Le petit lève les yeux au ciel exactement comme j'ai déjà vu sa mère faire à quelques reprises et file comme une flèche à la salle de bain.

— Je vais marcher avec lui jusqu'à l'arrêt d'autobus, m'annonce Émilie en mettant son manteau. Je reviens dans quelques minutes.

Elle me parcourt ensuite du regard, fronce du nez et ajoute :

— Si tu veux prendre une douche, il y a des serviettes dans l'armoire de la salle de bain.

J'ai compris le message, pensé-je en hochant la tête, un sourire aux lèvres.

Un foutu sourire aux lèvres, devrais-je dire ! Depuis quand je souris comme un idiot ? Une grimace efface mon sourire puis je suis les conseils d'Émilie et saute dans la douche dès qu'elle sort avec le petit.
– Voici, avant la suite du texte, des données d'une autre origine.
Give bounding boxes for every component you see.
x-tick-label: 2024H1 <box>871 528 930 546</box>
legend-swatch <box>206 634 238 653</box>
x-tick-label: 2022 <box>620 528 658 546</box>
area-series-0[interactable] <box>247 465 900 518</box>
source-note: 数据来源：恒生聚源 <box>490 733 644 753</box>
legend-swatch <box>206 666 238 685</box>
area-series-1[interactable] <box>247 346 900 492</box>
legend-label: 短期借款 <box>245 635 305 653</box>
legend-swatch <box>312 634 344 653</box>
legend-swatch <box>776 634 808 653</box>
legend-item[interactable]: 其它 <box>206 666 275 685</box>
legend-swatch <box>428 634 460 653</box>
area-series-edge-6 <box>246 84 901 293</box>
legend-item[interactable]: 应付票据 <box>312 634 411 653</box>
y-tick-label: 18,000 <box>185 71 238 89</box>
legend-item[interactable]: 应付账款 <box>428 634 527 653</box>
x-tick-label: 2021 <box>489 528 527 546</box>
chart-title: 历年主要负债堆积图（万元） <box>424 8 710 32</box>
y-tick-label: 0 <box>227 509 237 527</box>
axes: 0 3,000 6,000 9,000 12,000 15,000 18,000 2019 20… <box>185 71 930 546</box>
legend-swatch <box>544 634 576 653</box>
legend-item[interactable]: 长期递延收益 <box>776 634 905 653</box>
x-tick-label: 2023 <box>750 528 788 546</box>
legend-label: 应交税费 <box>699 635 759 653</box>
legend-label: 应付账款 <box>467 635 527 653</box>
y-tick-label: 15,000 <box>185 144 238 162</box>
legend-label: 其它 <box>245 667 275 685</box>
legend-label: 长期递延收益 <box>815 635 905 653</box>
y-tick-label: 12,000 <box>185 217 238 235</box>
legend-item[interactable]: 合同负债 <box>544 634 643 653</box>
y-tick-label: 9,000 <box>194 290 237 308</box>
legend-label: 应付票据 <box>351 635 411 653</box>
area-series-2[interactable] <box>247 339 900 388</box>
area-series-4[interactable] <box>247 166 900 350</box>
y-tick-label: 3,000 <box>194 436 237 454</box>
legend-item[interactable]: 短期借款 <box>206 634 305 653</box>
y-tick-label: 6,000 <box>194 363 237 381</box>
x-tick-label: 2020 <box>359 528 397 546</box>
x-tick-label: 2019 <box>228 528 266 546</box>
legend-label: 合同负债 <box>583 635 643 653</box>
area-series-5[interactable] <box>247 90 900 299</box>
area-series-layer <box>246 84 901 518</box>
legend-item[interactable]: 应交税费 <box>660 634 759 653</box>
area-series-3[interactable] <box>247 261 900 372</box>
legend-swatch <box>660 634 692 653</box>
Très vite, la salle de bain est complètement envahie par la buée et je pousse un soupir d'aise. L'eau brûlante caresse ma peau et apaise un peu mon mal du pays. La minuscule douche n'est rien si je la compare à celle de mes appartements, pourtant j'y reste un long moment afin de détendre mes muscles et me remette les idées en place. Les deux dernières journées furent éprouvantes à plusieurs niveaux et il est grand temps que je retrouve ces bestioles et les retourne à Shéol. La perspective de régner encore quelque temps sur le royaume en attendant le retour de Stan me paraît soudain moins horrible que de prolonger mon séjour dans cette dimension avec ce corps qui, comme une prison, me torture à chaque minute qui passe.